I am a hypocrite of the worst sort. This week I will ask my First Year Seminar students to share their plan for where they want to be in five years as they discuss their college major and career goals. How can I ask these young people about their career plan when I clearly, even after 25 years of professional work, don’t have one of my own? The number of jobs and goals I have had is better represented by this mishmash of animal tracks than a straight road. Isn’t that just a little hypocritical? I am hard pressed to say where I will be five years from now and, at the moment, I could not even say where I want to be five years from now.
I can’t even give good advice to those struggling to choose a major or questioning whether or not their current choice is right for them. I always knew that I wanted to be an English major. I always knew that I wanted to work with words. Every one of my four degrees is related to English. A major part of my current angst is the fear that I may never again be part of an English Department. Just the thought kills my soul a little. But that means I have two strikes against my potential value as a mentor and guide…doesn’t it?
I knew I wanted to be a writer, but my parents were not convinced I could make a living as a plain “English” major so I added a concentration in journalism and worked on the student newspaper as well as took creative writing. I found that I loved journalism and my decade working as a community journalist, as both a reporter and editor, was tremendously rewarding. I found that I not only loved working with words but also working with people. I also discovered that I needed to do a job that mattered — that impacted other people and their lives. During this time I also began writing fiction. This was tremendous fun and led to publishing three novels – which had been a lifelong goal – but while writing was a passion I wasn’t driven to write novels and the publication process was time consuming and stressful.
And so, when I decided it was time to leave journalism and seek another field where I could advance and have more regular hours, I turned to education. Back when I first graduated from college I took a brief detour into the field of education. I taught at Ansonia High School (CT) while earning my master’s degree in secondary education (with a focus on English – see I didn’t lie, every degree English). I loved teaching and planning lessons. I loved the students (most) and my colleagues (many) but I didn’t love the system and I missed writing, so when I wrapped up that degree and contracted year I focused my job search on journalism. However, I never really left teaching behind. Even as I embarked on my new career as a journalist I taught GED classes in two different states. I found teaching adults both challenging and rewarding so when I returned to teaching I chose to go into higher education .
Thus began my composition years. First at Eastern Kentucky University and then at Morehead State University, I taught writing to underprepared writers, first-year students, and upperclassmen. I loved the work and constantly worked to be a better teacher, mentor, and coach which led me to online teaching. This fed and challenged me in more ways and I knew I had found my niche. As I continued to freelance write and even developed my own online publishing business, I felt I had the best of both worlds, but if I was to advance I needed a terminal degree. This led me to my Ph.D. in Technical Communication and Rhetoric. I fell in love with rhetoric all over again and now I had the opportunity to explore the intersections of rhetoric and technology and teaching as well as return to the inquiry I so enjoyed as a journalist and student. This was it for me. Then I was offered the opportunity to direct the Morehead Writing Project and that passion for writing and rhetoric, love of teaching, and fascination with technology and communication could all come together. I had found my place.

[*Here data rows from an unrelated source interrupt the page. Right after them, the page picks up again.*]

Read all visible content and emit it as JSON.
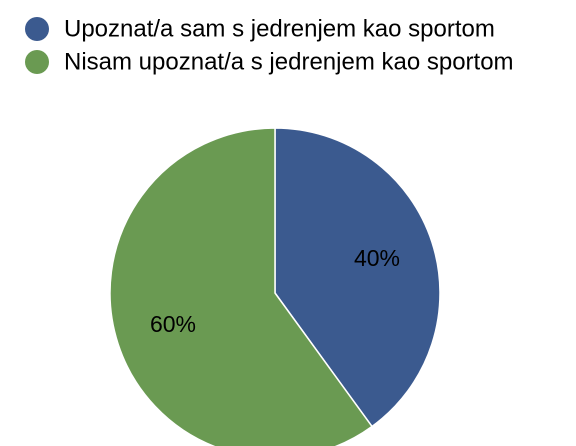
{
  "chart_data": {
    "type": "pie",
    "categories": [
      "Upoznat/a sam s jedrenjem kao sportom",
      "Nisam upoznat/a s jedrenjem kao sportom"
    ],
    "values": [
      40,
      60
    ],
    "value_labels": [
      "40%",
      "60%"
    ],
    "colors": [
      "#3b5a8f",
      "#6a9a52"
    ]
  }
}
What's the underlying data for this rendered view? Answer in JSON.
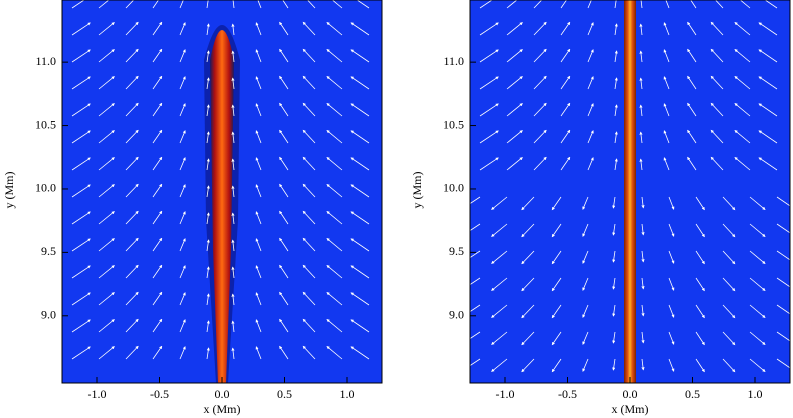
{
  "chart_data": [
    {
      "type": "heatmap",
      "xlabel": "x (Mm)",
      "ylabel": "y (Mm)",
      "xlim": [
        -1.28,
        1.28
      ],
      "ylim": [
        8.47,
        11.49
      ],
      "xticks": [
        {
          "value": -1,
          "label": "-1.0"
        },
        -0.5,
        {
          "value": 0,
          "label": "0.0"
        },
        0.5,
        {
          "value": 1,
          "label": "1.0"
        }
      ],
      "yticks": [
        {
          "value": 9,
          "label": "9.0"
        },
        9.5,
        {
          "value": 10,
          "label": "10.0"
        },
        10.5,
        {
          "value": 11,
          "label": "11.0"
        }
      ]
    },
    {
      "type": "heatmap",
      "xlabel": "x (Mm)",
      "ylabel": "y (Mm)",
      "xlim": [
        -1.28,
        1.28
      ],
      "ylim": [
        8.47,
        11.49
      ],
      "xticks": [
        {
          "value": -1,
          "label": "-1.0"
        },
        -0.5,
        {
          "value": 0,
          "label": "0.0"
        },
        0.5,
        {
          "value": 1,
          "label": "1.0"
        }
      ],
      "yticks": [
        {
          "value": 9,
          "label": "9.0"
        },
        9.5,
        {
          "value": 10,
          "label": "10.0"
        },
        10.5,
        {
          "value": 11,
          "label": "11.0"
        }
      ]
    }
  ]
}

But earning my Ph.D. has not brought me to nirvana. My degree and experience snagged me the upper level professional writing class for a time but I knew it was only temporary as I was not a member of the tenured faculty. Similarly, developing a new class or teaching a graduate class was also out of the question. My quest for a tenure-track job was derailed by the fact that I could not find the right job in the right place. I wanted a better job than the one I had but what did that job look like? Apparently my dream job just didn’t exist, but applying for jobs was so time consuming and stressful that I decided to take a year off to recover my physical and mental health while focusing on the positive aspects of my job.
Now I find myself still at Morehead State but no longer in the English Department. I am on an alternate academic career path as the College Readiness Coordinator while still continuing to direct the Morehead Writing Project. This is an exciting job with lots of interesting challenges to take on as we create this program. I think I can be happy in this job. I think I can be good at it and I know this work matters, but MSU has already failed to deliver on some of the promises made when I made the jump which does not bode well for the future. I already knew that this would not be my forever job but now I’m questioning just how many years I want to give to this job. Or how many years this job will give to me?
During our Morehead Writing Project Writing Retreat last weekend, I wrote a celebration poem about my job. It was written in response to a prompt but I think it also helped me think about what is important to me in my work. Some of those key lessons include:
- I love learning and helping others learn. I want to stay in education for those reasons.
- I love writing and helping others find their voice. I must have a job that gives me both.
- I love building and creating programs. I don’t think I will be happy simply returning to the classroom and doing nothing but teaching and research — I need those things but I need more as well.
This week I saw a job posting for what might be my dream job and now I find myself at a crossroads again. Where do I belong? What do I want to do with my life? How many leaps of faith must I take in one career? So yeah, I’m just a little hypocritical asking my students to describe where they will be in five years when I can’t even answer the question myself.